Seiring berkembangnya tren rokok elektrik, muncul pertanyaan apakah vape juga dapat memicu kondisi serupa. Beberapa cairan vape diketahui mengandung diacetyl, meskipun kadarnya berbeda-beda. Kekhawatiran ini membuat isu popcorn lung kembali ramai dibicarakan.

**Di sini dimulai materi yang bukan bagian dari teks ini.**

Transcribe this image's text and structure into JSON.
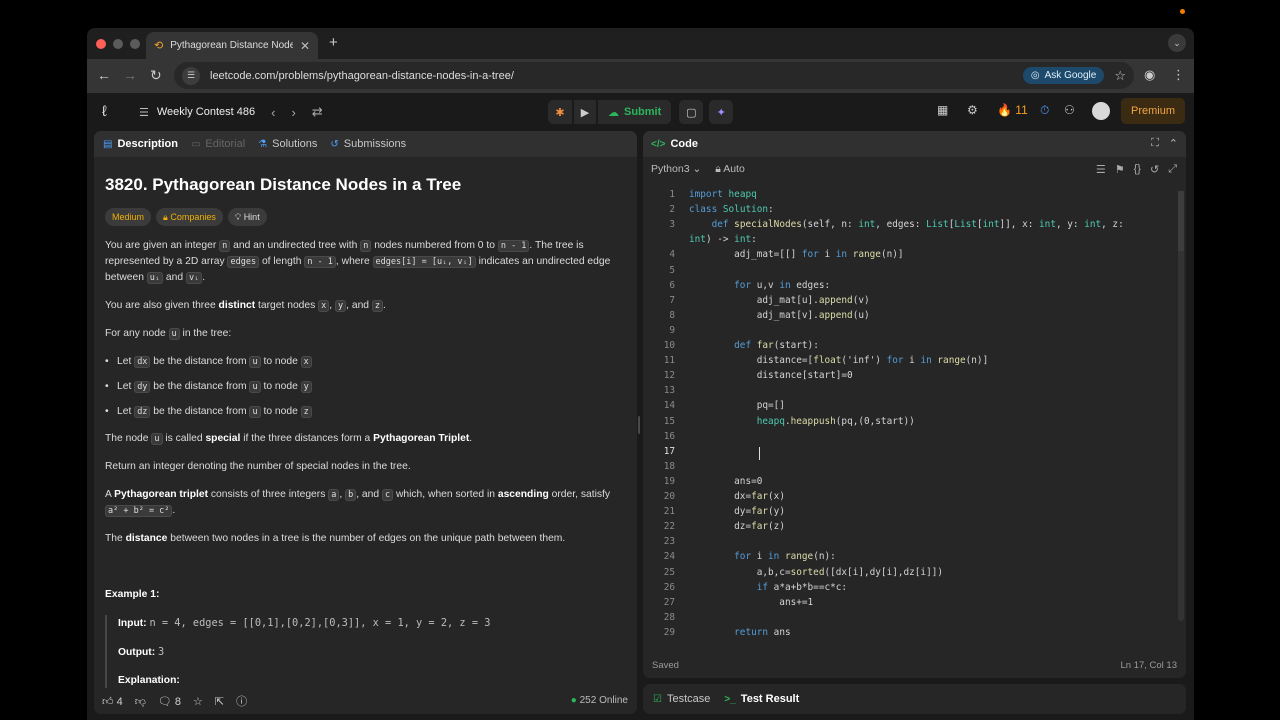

Studi dalam beberapa tahun terakhir menunjukkan bahwa meski tidak semua cairan vape mengandung diacetyl, sebagian produk informal atau tidak terstandarisasi memang ditemukan mengandung zat tersebut. Jika digunakan jangka panjang, risiko kerusakan paru bisa meningkat. Namun tingkat risikonya masih diteliti lebih lanjut.
Meski demikian, para ahli tetap menegaskan bahwa vape bukan sepenuhnya aman. Paparan bahan kimia panas, logam berat dari coil, serta partikel aerosol dapat menyebabkan iritasi dan peradangan pada saluran napas. Dalam beberapa kasus, pengguna melaporkan sesak, batuk, hingga gangguan napas berkepanjangan.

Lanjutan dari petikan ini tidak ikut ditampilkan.